Saturday, March 29, 2008

Pure Ridiculousness

I begrudgingly attended a “Pure Romance” party last night (and my single reader wanted me to report back on it). So, here goes:

From the “licker” and “sniffer” hands (“You can sniff your licker, but don’t lick your sniffer”), to the pheromone enhanced lotions and lubes, to throat and butt-numbing creams, to the vibrators that not only vibrate but also twist and twirl and look pretty darn scary … The evening was absolutely ridiculous!

Having an excuse to get the girls together is one thing, but pressuring them to buy sex toys or other enhancers they probably don’t really need (or, dare I say, want) just so that you can get 10% of the sales to “purchase” your own sex toys or other enhancers is something else entirely. Now, I like my cousin very much, but as I told her, I’d much rather stop by, eat, and hang out without the pretense of buying something.

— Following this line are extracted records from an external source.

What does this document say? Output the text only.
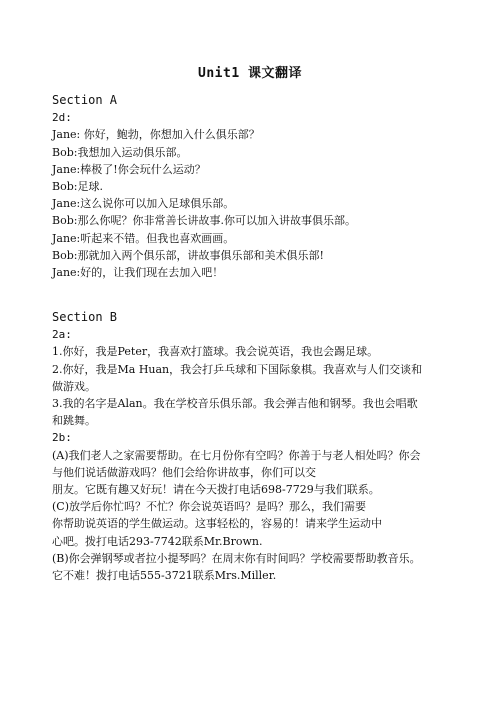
Unit1 课文翻译
Section A
2d:
Jane: 你好，鲍勃，你想加入什么俱乐部？
Bob:我想加入运动俱乐部。
Jane:棒极了!你会玩什么运动？
Bob:足球.
Jane:这么说你可以加入足球俱乐部。
Bob:那么你呢？你非常善长讲故事.你可以加入讲故事俱乐部。
Jane:听起来不错。但我也喜欢画画。
Bob:那就加入两个俱乐部，讲故事俱乐部和美术俱乐部!
Jane:好的，让我们现在去加入吧！
Section B
2a:
1.你好，我是Peter，我喜欢打篮球。我会说英语，我也会踢足球。
2.你好，我是Ma Huan，我会打乒乓球和下国际象棋。我喜欢与人们交谈和
做游戏。
3.我的名字是Alan。我在学校音乐俱乐部。我会弹吉他和钢琴。我也会唱歌
和跳舞。
2b:
(A)我们老人之家需要帮助。在七月份你有空吗？你善于与老人相处吗？你会
与他们说话做游戏吗？他们会给你讲故事，你们可以交
朋友。它既有趣又好玩！请在今天拨打电话698-7729与我们联系。
(C)放学后你忙吗？不忙？你会说英语吗？是吗？那么，我们需要
你帮助说英语的学生做运动。这事轻松的，容易的！请来学生运动中
心吧。拨打电话293-7742联系Mr.Brown.
(B)你会弹钢琴或者拉小提琴吗？在周末你有时间吗？学校需要帮助教音乐。
它不难！拨打电话555-3721联系Mrs.Miller.
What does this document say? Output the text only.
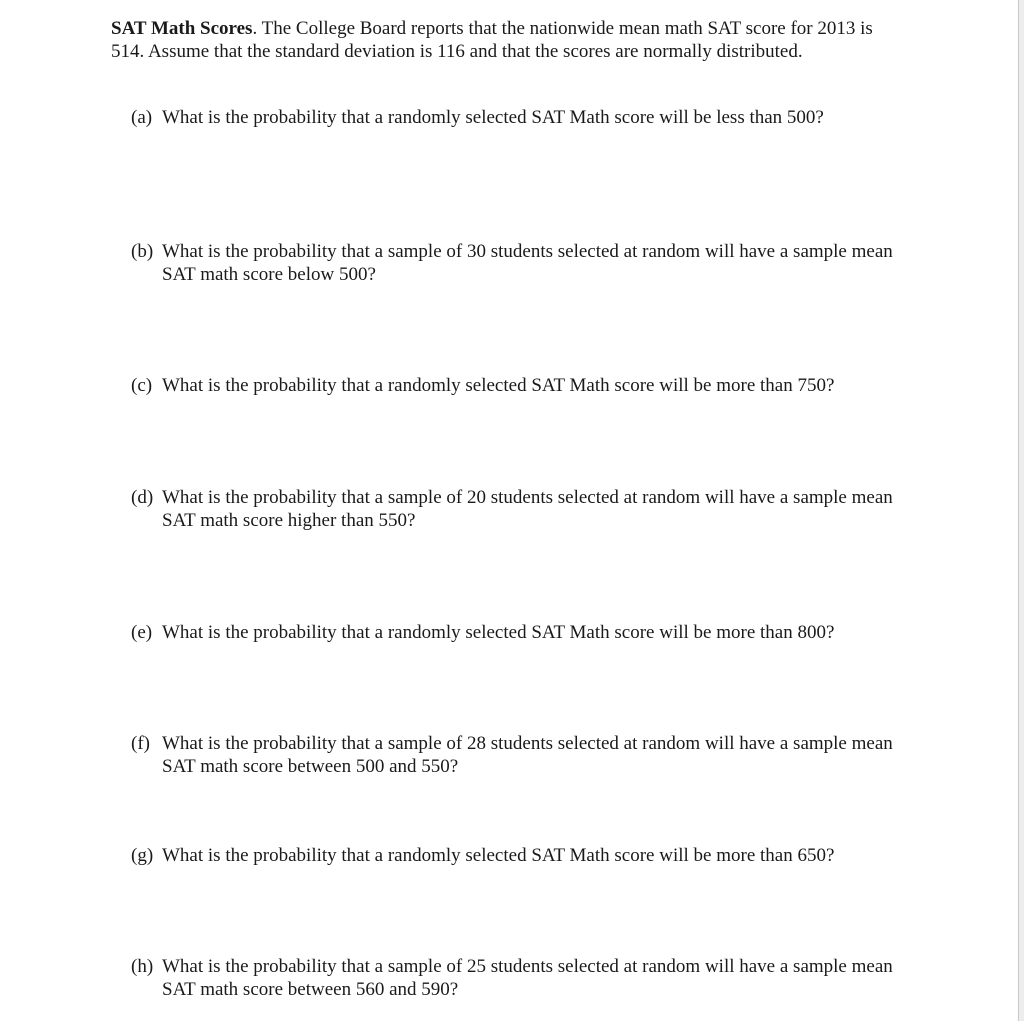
SAT Math Scores. The College Board reports that the nationwide mean math SAT score for 2013 is 514. Assume that the standard deviation is 116 and that the scores are normally distributed.

(a) What is the probability that a randomly selected SAT Math score will be less than 500?
(b) What is the probability that a sample of 30 students selected at random will have a sample mean SAT math score below 500?
(c) What is the probability that a randomly selected SAT Math score will be more than 750?
(d) What is the probability that a sample of 20 students selected at random will have a sample mean SAT math score higher than 550?
(e) What is the probability that a randomly selected SAT Math score will be more than 800?
(f) What is the probability that a sample of 28 students selected at random will have a sample mean SAT math score between 500 and 550?
(g) What is the probability that a randomly selected SAT Math score will be more than 650?
(h) What is the probability that a sample of 25 students selected at random will have a sample mean SAT math score between 560 and 590?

First it was “PartyLite” candles, now it’s “Pure Romance” sexual products, tomorrow it will be “Mary Kay” make-up or “Pampered Chef” kitchen supplies.

Enough is enough already!

The “Pure Romance” brochure that I brought home says the following:


As a society, we spend so much time maintaining our homes, our cars, even our lawns—but, ask yourself honestly, when was the last time you maintained your relationship?
To that, I reply:

Do we really need a spinning, whirling, twirling, suction-cupping purple penis to maintain our relationships? What ever happened to conversations with the ones we love? You know, communication and just being comfortable with each other? Personally, I don’t need a measly 4 oz. container of “Dust Me Pink” powder (that costs $13 and tastes like berries!) and an $8 feather duster to have a romantic evening with my husband. A good meal, a back rub, and just cuddling together on the couch can be enough to get me going.

But maybe I’m in the minority. Maybe I’m silly to think that sex without all these extra frills is enough (and not old fashioned or even boring). Maybe I’m really missing out on all the excitement that products like “Nympho Niagra” or “Ex-T-Cee” or “X-Scream” can give me (those are real names, by the way).

Somehow, I don’t think that I am.

So, there you have it, my report on the “Pure Romance” party. Yes, I enjoyed spending time with "the girls" and I got a good laugh at some of the corny product names … But maybe I should have gone completely wild and splurged for the $150 dollar “Love Swing.”

If my marriage falls apart in the next couple of months, I guess I’ll know why. ;)

1 comment:

Lucky said...

I TOLD you to buy the love swing! This was a great post! Thanks for humoring me!